Reputation: 381
I'm trying to use a single value (String or number) to search in a DB (close to 60000 rows and 20 columns) and retrieve the corresponding column name for the value. How do i do this without performing a complete search on the entire DB?
If table is as follows
Country | State | Population
----------------------------------
USA | Texas | 100000
India | Maharashtra | 200000
Using just the value 'Maharashtra', I want my program to understand that the column for maharashtra is 'State' and not Country or Population.
The data is stored inside a pandas data frame.
Upvotes: 1
Views: 374
Reputation: 43
Try this code, it worked for me
df.columns[(df.values=='Maharashtra').any(0)].tolist()
the df is your DB in Pandas.Dataframe format
it returns a list which includes the name of the column
Upvotes: 0
Reputation: 2135
An inverse index might be the most performant solution if the data does not change often:
import numpy as np
import pandas as pd
df = pd.DataFrame({
"Country": ["USA", "India"],
"State": ["Texas", "Maharashtra"],
"Population": [100_000, 200_000],
})
# Create an inverse index - must be done only once:
inverse_map = pd.Series()
for idx, column in enumerate(df.columns):
column_data = pd.Series(np.repeat(idx, len(df[column])), index=df[column])
inverse_map = inverse_map.append(column_data)

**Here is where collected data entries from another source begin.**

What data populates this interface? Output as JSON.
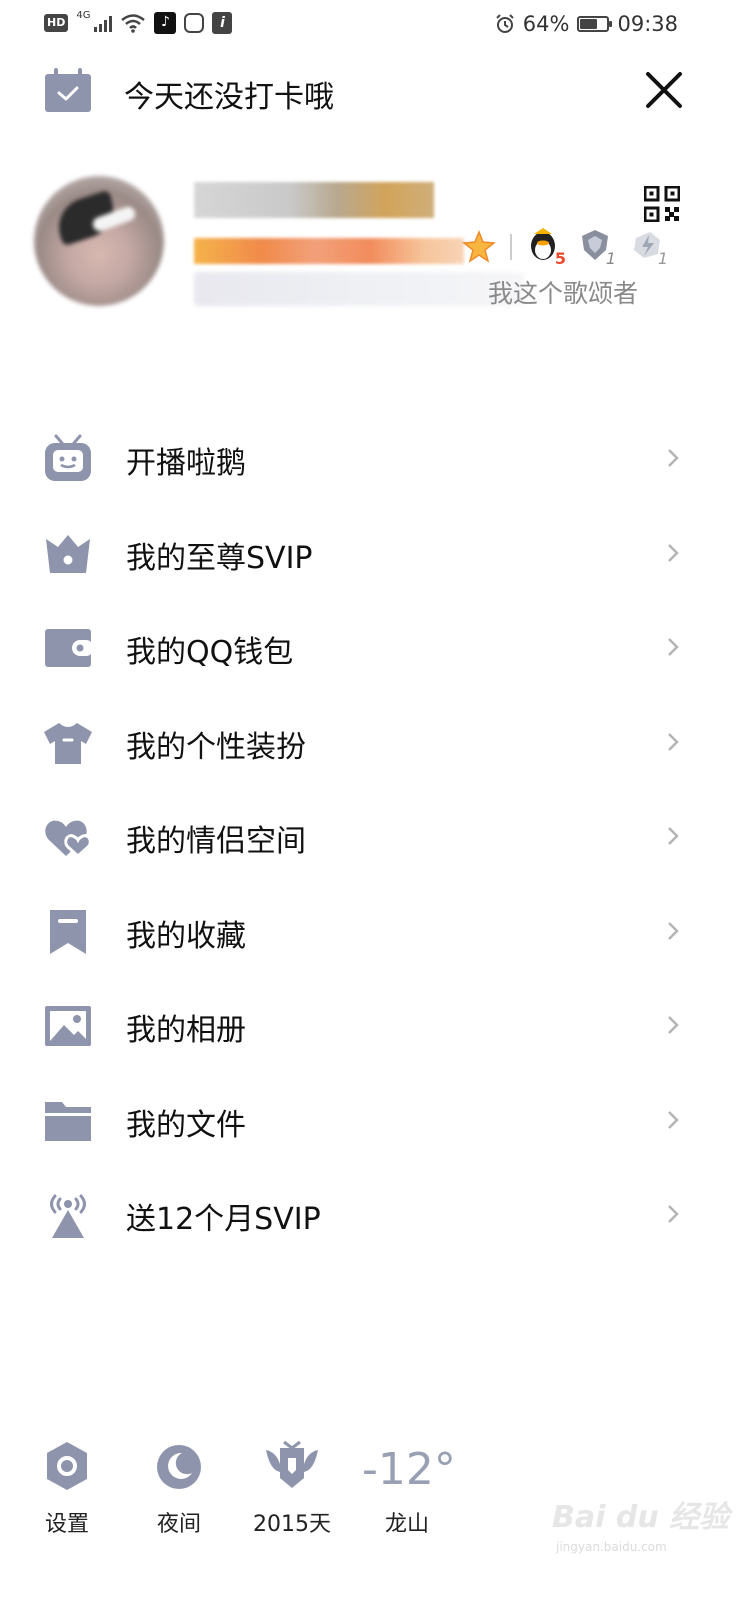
{
  "status_bar": {
    "hd": "HD",
    "network": "4G",
    "tiktok_glyph": "♪",
    "info_glyph": "i",
    "battery_percent": "64%",
    "battery_level": 0.64,
    "time": "09:38"
  },
  "header": {
    "title": "今天还没打卡哦"
  },
  "profile": {
    "signature_visible": "我这个歌颂者",
    "level_badge_qq": "5",
    "level_badge_2": "1",
    "level_badge_3": "1"
  },
  "menu": {
    "items": [
      {
        "label": "开播啦鹅",
        "icon": "tv-robot-icon"
      },
      {
        "label": "我的至尊SVIP",
        "icon": "crown-icon"
      },
      {
        "label": "我的QQ钱包",
        "icon": "wallet-icon"
      },
      {
        "label": "我的个性装扮",
        "icon": "tshirt-icon"
      },
      {
        "label": "我的情侣空间",
        "icon": "hearts-icon"
      },
      {
        "label": "我的收藏",
        "icon": "bookmark-icon"
      },
      {
        "label": "我的相册",
        "icon": "photo-icon"
      },
      {
        "label": "我的文件",
        "icon": "folder-icon"
      },
      {
        "label": "送12个月SVIP",
        "icon": "broadcast-icon"
      }
    ]
  },
  "bottom_bar": {
    "settings_label": "设置",
    "night_label": "夜间",
    "days_label": "2015天",
    "temperature": "-12°",
    "city": "龙山"
  },
  "watermark": {
    "text": "Bai du 经验",
    "url": "jingyan.baidu.com"
  },
  "colors": {
    "icon_gray": "#8e94ac",
    "text": "#111111",
    "chevron": "#b4b4b4"
  }
}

# This should be fast - even for many queries:
df.columns[inverse_map.loc["Maharashtra"]]
# Output: 'State'
I work with indices in the inverse_map instead of column names to save memory.
Upvotes: 0
Reputation: 791
Pandas : Rows filtered for matching search term in any columns
search = 'search term'
df.loc[df.isin([search]).any(axis=1)]
Upvotes: 1